In the memo, addressed to the president, the agricultural organisations request the president’s support in the struggle of farmers in Cyprus and Europe, “for a review of this destructive policy for agriculture, to ensure the survival of our farmers and to achieve the development of the Cypriot agricultural sector.”

The memorandum was signed by the organisation Pek, Eka, the Pangrotikos Association, and the New Agricultural Movement and Eurofarmer.

Similar protests have taken place around Europe, including the Netherlands and Belgium, where farmers protested in front of the EU parliament.

Voting on the law will resume on June 27, before a decisive vote in the full EU Parliament.

EU countries plan to agree their position on the law next week. Draft negotiating documents seen by Reuters showed countries plan to weaken, but not reject, the law.

The European People’s Party, the EU parliament’s biggest lawmaker group, had called for the proposal to be rejected entirely on the grounds that it would hurt farmers and food security.

In their comment on the protest on Monday, the agriculture ministry said that it shares the concerns of agricultural organisations.

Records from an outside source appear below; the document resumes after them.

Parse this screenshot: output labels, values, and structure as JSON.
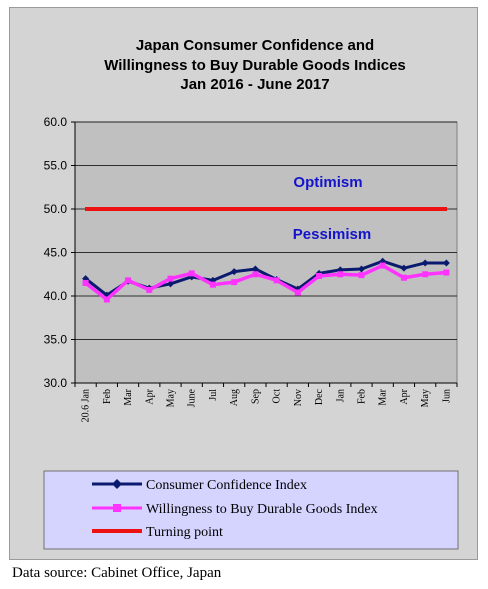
{
  "chart_data": {
    "type": "line",
    "title": [
      "Japan Consumer Confidence and",
      "Willingness to Buy Durable Goods Indices",
      "Jan 2016 - June 2017"
    ],
    "xlabel": "",
    "ylabel": "",
    "ylim": [
      30,
      60
    ],
    "yticks": [
      "60.0",
      "55.0",
      "50.0",
      "45.0",
      "40.0",
      "35.0",
      "30.0"
    ],
    "ytick_values": [
      60,
      55,
      50,
      45,
      40,
      35,
      30
    ],
    "categories": [
      "20.6 Jan",
      "Feb",
      "Mar",
      "Apr",
      "May",
      "June",
      "Jul",
      "Aug",
      "Sep",
      "Oct",
      "Nov",
      "Dec",
      "Jan",
      "Feb",
      "Mar",
      "Apr",
      "May",
      "Jun"
    ],
    "series": [
      {
        "name": "Consumer Confidence Index",
        "color": "#0a1a6e",
        "marker": "diamond",
        "values": [
          42.0,
          40.1,
          41.7,
          40.9,
          41.4,
          42.2,
          41.8,
          42.8,
          43.1,
          41.9,
          40.8,
          42.6,
          43.0,
          43.1,
          44.0,
          43.2,
          43.8,
          43.8
        ]
      },
      {
        "name": "Willingness to Buy Durable Goods Index",
        "color": "#ff33ff",
        "marker": "square",
        "values": [
          41.5,
          39.6,
          41.8,
          40.7,
          42.0,
          42.6,
          41.3,
          41.6,
          42.5,
          41.8,
          40.4,
          42.3,
          42.5,
          42.4,
          43.5,
          42.1,
          42.5,
          42.7
        ]
      },
      {
        "name": "Turning point",
        "color": "#ee1111",
        "marker": "none",
        "values": [
          50,
          50,
          50,
          50,
          50,
          50,
          50,
          50,
          50,
          50,
          50,
          50,
          50,
          50,
          50,
          50,
          50,
          50
        ]
      }
    ],
    "annotations": [
      "Optimism",
      "Pessimism"
    ],
    "grid": true,
    "legend": "bottom",
    "plot_background": "#c0c0c0"
  },
  "source": "Data source: Cabinet Office, Japan"
}
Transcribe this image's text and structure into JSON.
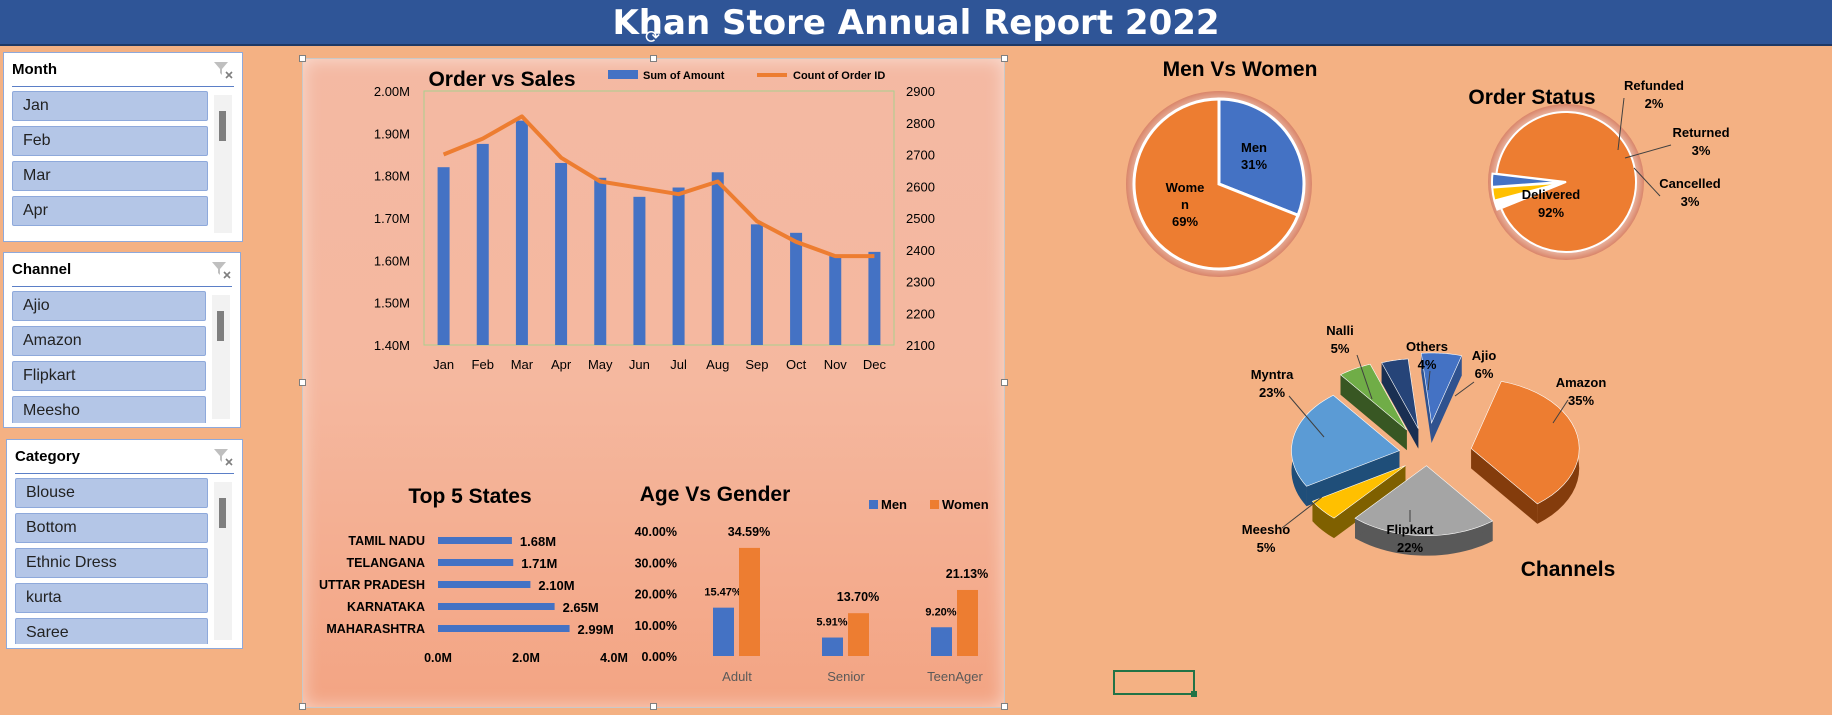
{
  "header": {
    "title": "Khan Store Annual Report 2022"
  },
  "slicers": [
    {
      "title": "Month",
      "items": [
        "Jan",
        "Feb",
        "Mar",
        "Apr"
      ]
    },
    {
      "title": "Channel",
      "items": [
        "Ajio",
        "Amazon",
        "Flipkart",
        "Meesho"
      ]
    },
    {
      "title": "Category",
      "items": [
        "Blouse",
        "Bottom",
        "Ethnic Dress",
        "kurta",
        "Saree"
      ]
    }
  ],
  "colors": {
    "blue": "#4472c4",
    "orange": "#ed7d31",
    "header": "#2f5597",
    "background": "#f4b183"
  },
  "chart_data": [
    {
      "type": "bar",
      "title": "Order vs Sales",
      "categories": [
        "Jan",
        "Feb",
        "Mar",
        "Apr",
        "May",
        "Jun",
        "Jul",
        "Aug",
        "Sep",
        "Oct",
        "Nov",
        "Dec"
      ],
      "series": [
        {
          "name": "Sum of Amount",
          "type": "bar",
          "axis": "left",
          "values": [
            1.82,
            1.875,
            1.93,
            1.83,
            1.795,
            1.75,
            1.772,
            1.808,
            1.685,
            1.665,
            1.61,
            1.62
          ]
        },
        {
          "name": "Count of Order ID",
          "type": "line",
          "axis": "right",
          "values": [
            2700,
            2750,
            2820,
            2690,
            2615,
            2595,
            2575,
            2615,
            2490,
            2425,
            2380,
            2380
          ]
        }
      ],
      "y_left": {
        "ylim": [
          1.4,
          2.0
        ],
        "ticks": [
          "1.40M",
          "1.50M",
          "1.60M",
          "1.70M",
          "1.80M",
          "1.90M",
          "2.00M"
        ]
      },
      "y_right": {
        "ylim": [
          2100,
          2900
        ],
        "ticks": [
          "2100",
          "2200",
          "2300",
          "2400",
          "2500",
          "2600",
          "2700",
          "2800",
          "2900"
        ]
      },
      "legend": "top"
    },
    {
      "type": "pie",
      "title": "Men Vs Women",
      "slices": [
        {
          "label": "Men",
          "value": 31,
          "display": "31%"
        },
        {
          "label": "Wome\nn",
          "value": 69,
          "display": "69%"
        }
      ]
    },
    {
      "type": "pie",
      "title": "Order Status",
      "slices": [
        {
          "label": "Delivered",
          "value": 92,
          "display": "92%"
        },
        {
          "label": "Refunded",
          "value": 2,
          "display": "2%"
        },
        {
          "label": "Returned",
          "value": 3,
          "display": "3%"
        },
        {
          "label": "Cancelled",
          "value": 3,
          "display": "3%"
        }
      ]
    },
    {
      "type": "pie",
      "title": "Channels",
      "slices": [
        {
          "label": "Amazon",
          "value": 35,
          "display": "35%"
        },
        {
          "label": "Flipkart",
          "value": 22,
          "display": "22%"
        },
        {
          "label": "Meesho",
          "value": 5,
          "display": "5%"
        },
        {
          "label": "Myntra",
          "value": 23,
          "display": "23%"
        },
        {
          "label": "Nalli",
          "value": 5,
          "display": "5%"
        },
        {
          "label": "Others",
          "value": 4,
          "display": "4%"
        },
        {
          "label": "Ajio",
          "value": 6,
          "display": "6%"
        }
      ]
    },
    {
      "type": "bar",
      "orientation": "horizontal",
      "title": "Top 5 States",
      "categories": [
        "TAMIL NADU",
        "TELANGANA",
        "UTTAR PRADESH",
        "KARNATAKA",
        "MAHARASHTRA"
      ],
      "values": [
        1.68,
        1.71,
        2.1,
        2.65,
        2.99
      ],
      "data_labels": [
        "1.68M",
        "1.71M",
        "2.10M",
        "2.65M",
        "2.99M"
      ],
      "xlim": [
        0,
        4
      ],
      "ticks": [
        "0.0M",
        "2.0M",
        "4.0M"
      ]
    },
    {
      "type": "bar",
      "title": "Age Vs Gender",
      "categories": [
        "Adult",
        "Senior",
        "TeenAger"
      ],
      "series": [
        {
          "name": "Men",
          "values": [
            15.47,
            5.91,
            9.2
          ],
          "labels": [
            "15.47%",
            "5.91%",
            "9.20%"
          ]
        },
        {
          "name": "Women",
          "values": [
            34.59,
            13.7,
            21.13
          ],
          "labels": [
            "34.59%",
            "13.70%",
            "21.13%"
          ]
        }
      ],
      "ylim": [
        0,
        40
      ],
      "ticks": [
        "0.00%",
        "10.00%",
        "20.00%",
        "30.00%",
        "40.00%"
      ],
      "legend": "top-right"
    }
  ]
}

The ministry added that it “aims, through consultation and transparency, to find a compromise solution in such a way that there is food sufficiency as well as sustainable production in the primary sector, as well as safe products that will end up on our plate and will not burden our health.”

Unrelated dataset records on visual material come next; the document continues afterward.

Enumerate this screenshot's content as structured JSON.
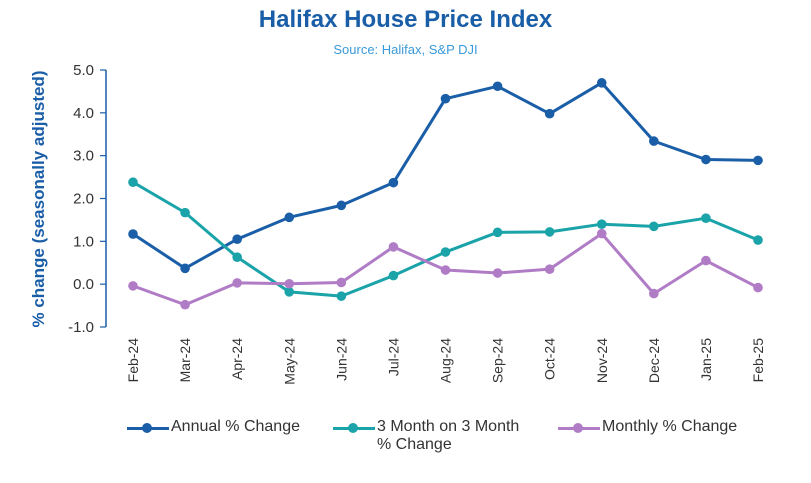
{
  "chart_data": {
    "type": "line",
    "title": "Halifax House Price Index",
    "subtitle": "Source: Halifax, S&P DJI",
    "xlabel": "",
    "ylabel": "% change (seasonally adjusted)",
    "ylim": [
      -1.0,
      5.0
    ],
    "yticks": [
      "5.0",
      "4.0",
      "3.0",
      "2.0",
      "1.0",
      "0.0",
      "-1.0"
    ],
    "categories": [
      "Feb-24",
      "Mar-24",
      "Apr-24",
      "May-24",
      "Jun-24",
      "Jul-24",
      "Aug-24",
      "Sep-24",
      "Oct-24",
      "Nov-24",
      "Dec-24",
      "Jan-25",
      "Feb-25"
    ],
    "grid": false,
    "legend_position": "bottom",
    "series": [
      {
        "name": "Annual % Change",
        "color": "#1a5ea8",
        "values": [
          1.17,
          0.37,
          1.05,
          1.56,
          1.84,
          2.37,
          4.33,
          4.62,
          3.98,
          4.7,
          3.34,
          2.91,
          2.89
        ]
      },
      {
        "name": "3 Month on 3 Month\n% Change",
        "color": "#1aa3a8",
        "values": [
          2.38,
          1.67,
          0.63,
          -0.18,
          -0.28,
          0.2,
          0.75,
          1.21,
          1.22,
          1.4,
          1.35,
          1.54,
          1.03
        ]
      },
      {
        "name": "Monthly % Change",
        "color": "#b07cc6",
        "values": [
          -0.04,
          -0.48,
          0.03,
          0.01,
          0.04,
          0.87,
          0.33,
          0.26,
          0.35,
          1.18,
          -0.22,
          0.55,
          -0.08
        ]
      }
    ]
  },
  "colors": {
    "title": "#1a5ea8",
    "subtitle": "#3a9ad9",
    "axis": "#1a5ea8",
    "tick_text": "#333333"
  }
}
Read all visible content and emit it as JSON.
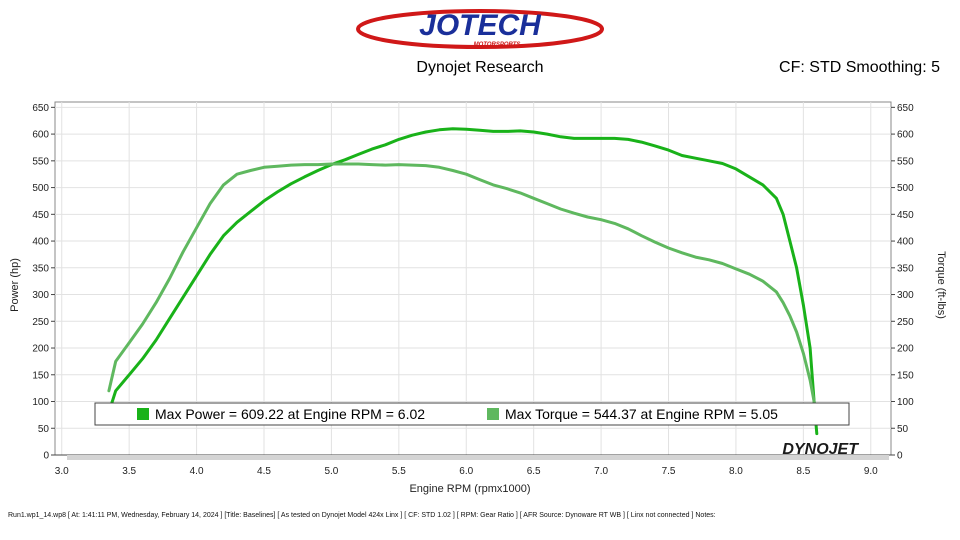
{
  "header": {
    "logo_text": "JOTECH",
    "logo_subtext": "MOTORSPORTS",
    "subtitle": "Dynojet Research",
    "cf_text": "CF: STD Smoothing: 5"
  },
  "chart_data": {
    "type": "line",
    "title": "Dynojet Research",
    "xlabel": "Engine RPM (rpmx1000)",
    "ylabel_left": "Power (hp)",
    "ylabel_right": "Torque (ft-lbs)",
    "xlim": [
      2.95,
      9.15
    ],
    "ylim": [
      0,
      660
    ],
    "x_ticks": [
      "3.0",
      "3.5",
      "4.0",
      "4.5",
      "5.0",
      "5.5",
      "6.0",
      "6.5",
      "7.0",
      "7.5",
      "8.0",
      "8.5",
      "9.0"
    ],
    "y_ticks": [
      "0",
      "50",
      "100",
      "150",
      "200",
      "250",
      "300",
      "350",
      "400",
      "450",
      "500",
      "550",
      "600",
      "650"
    ],
    "grid": true,
    "series": [
      {
        "name": "Power",
        "color": "#19b219",
        "x": [
          3.35,
          3.4,
          3.5,
          3.6,
          3.7,
          3.8,
          3.9,
          4.0,
          4.1,
          4.2,
          4.3,
          4.4,
          4.5,
          4.6,
          4.7,
          4.8,
          4.9,
          5.0,
          5.1,
          5.2,
          5.3,
          5.4,
          5.5,
          5.6,
          5.7,
          5.8,
          5.9,
          6.0,
          6.1,
          6.2,
          6.3,
          6.4,
          6.5,
          6.6,
          6.7,
          6.8,
          6.9,
          7.0,
          7.1,
          7.2,
          7.3,
          7.4,
          7.5,
          7.6,
          7.7,
          7.8,
          7.9,
          8.0,
          8.1,
          8.2,
          8.3,
          8.35,
          8.4,
          8.45,
          8.5,
          8.55,
          8.58,
          8.6
        ],
        "y": [
          80,
          120,
          150,
          180,
          215,
          255,
          295,
          335,
          375,
          410,
          435,
          455,
          475,
          492,
          507,
          520,
          532,
          543,
          552,
          562,
          572,
          580,
          590,
          598,
          604,
          608,
          610,
          609,
          607,
          605,
          605,
          606,
          604,
          600,
          595,
          592,
          592,
          592,
          592,
          590,
          585,
          578,
          570,
          560,
          555,
          550,
          545,
          535,
          520,
          505,
          480,
          450,
          400,
          350,
          280,
          200,
          100,
          40
        ]
      },
      {
        "name": "Torque",
        "color": "#5fb85f",
        "x": [
          3.35,
          3.4,
          3.5,
          3.6,
          3.7,
          3.8,
          3.9,
          4.0,
          4.1,
          4.2,
          4.3,
          4.4,
          4.5,
          4.6,
          4.7,
          4.8,
          4.9,
          5.0,
          5.1,
          5.2,
          5.3,
          5.4,
          5.5,
          5.6,
          5.7,
          5.8,
          5.9,
          6.0,
          6.1,
          6.2,
          6.3,
          6.4,
          6.5,
          6.6,
          6.7,
          6.8,
          6.9,
          7.0,
          7.1,
          7.2,
          7.3,
          7.4,
          7.5,
          7.6,
          7.7,
          7.8,
          7.9,
          8.0,
          8.1,
          8.2,
          8.3,
          8.35,
          8.4,
          8.45,
          8.5,
          8.55,
          8.58,
          8.6
        ],
        "y": [
          120,
          175,
          210,
          245,
          285,
          330,
          380,
          425,
          470,
          505,
          525,
          532,
          538,
          540,
          542,
          543,
          543,
          544,
          544,
          544,
          543,
          542,
          543,
          542,
          541,
          538,
          532,
          525,
          515,
          505,
          498,
          490,
          480,
          470,
          460,
          452,
          445,
          440,
          433,
          423,
          410,
          398,
          387,
          378,
          370,
          365,
          358,
          348,
          338,
          325,
          305,
          285,
          260,
          230,
          190,
          140,
          100,
          70
        ]
      }
    ],
    "legend": [
      {
        "label": "Max Power = 609.22 at Engine RPM = 6.02",
        "color": "#19b219"
      },
      {
        "label": "Max Torque = 544.37 at Engine RPM = 5.05",
        "color": "#5fb85f"
      }
    ],
    "watermark": "DYNOJET"
  },
  "footer": {
    "text": "Run1.wp1_14.wp8 [ At: 1:41:11 PM, Wednesday, February 14, 2024 ] [Title: Baselines] [ As tested on Dynojet Model 424x Linx ] [ CF: STD 1.02 ] [ RPM: Gear Ratio ] [ AFR Source: Dynoware RT WB ] [ Linx not connected ] Notes:"
  }
}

The ministry said that together with representatives of the department of agriculture, they have been participating in the working groups that have been discussing the regulation for months.

“The aim is to improve the current legislation that provides for a reduction in the use of pesticides and to find alternative options and solutions to protect our health as well as that of our children,” the ministry said.

During the protest, farmers called for government support to overturn the commission’s proposal to ban the use of conventional pesticides in Natura 2000 areas and areas near rivers and dams, as well as in residential areas.

Speaking on CyBC radio in the morning, Chambas warned that if the commission’s proposal is implemented, 79 per cent of Cyprus’ agricultural land will be lost and the country will become dependent on expensive food imports.

“They dressed it up nicely, to look like an environmental proposal,” Chambas said, who implied that the EU policies are tainted by greenwashing.

He claimed if the proposal is implemented Cyprus’ food sovereignty would be seriously compromised as huge areas of land would become prohibitively expensive for local farmers to farm.

The proposal would either see the abandonment of these areas, such as Achna, the Marathasa valley, Solea, Amiandos, Platres and Paphos river valleys, or hugely inflated local food prices, or absolute dependence on imported food, Chambas said.

Biodiversity needs to be protected; however, this cannot be done simply by imposing heavy-handed rules on farmers, according to the Panagrotikos spokesman.

Union President Kyriacos Kailas echoed concerns that the commission’s proposal was unfeasibly strict and warned that farmers will be forced to leave the profession.

“There is no alternative to conventional pesticides at the moment,” Kailas said, noting that biological pest-control was far more expensive.

“The Mediterranean fruit fly, for example, can decimate production,” Kailas said.

“If we are limited to using only biological products, as things currently stand, we will be priced out of the market by competitors from other countries, including third countries.”

According to Kailas, even some previously approved conventional biological pesticides would be banned under the EU’s latest proposals.

“There must be a limit, sudden and strict regulation is not the answer,” Kailas said.

EU Commission representative Athanasios Athanasiou assured the proposal is still entirely under negotiation and not a “take-it-or-leave-it” deal.

“Nothing is happening behind closed doors, there is no conspiracy at the EU level,” Athanasiou said.

He also noted that were the proposal to go ahead, following deliberation and voting, farmers would be covered during a five-year transitional period with EU subsidies.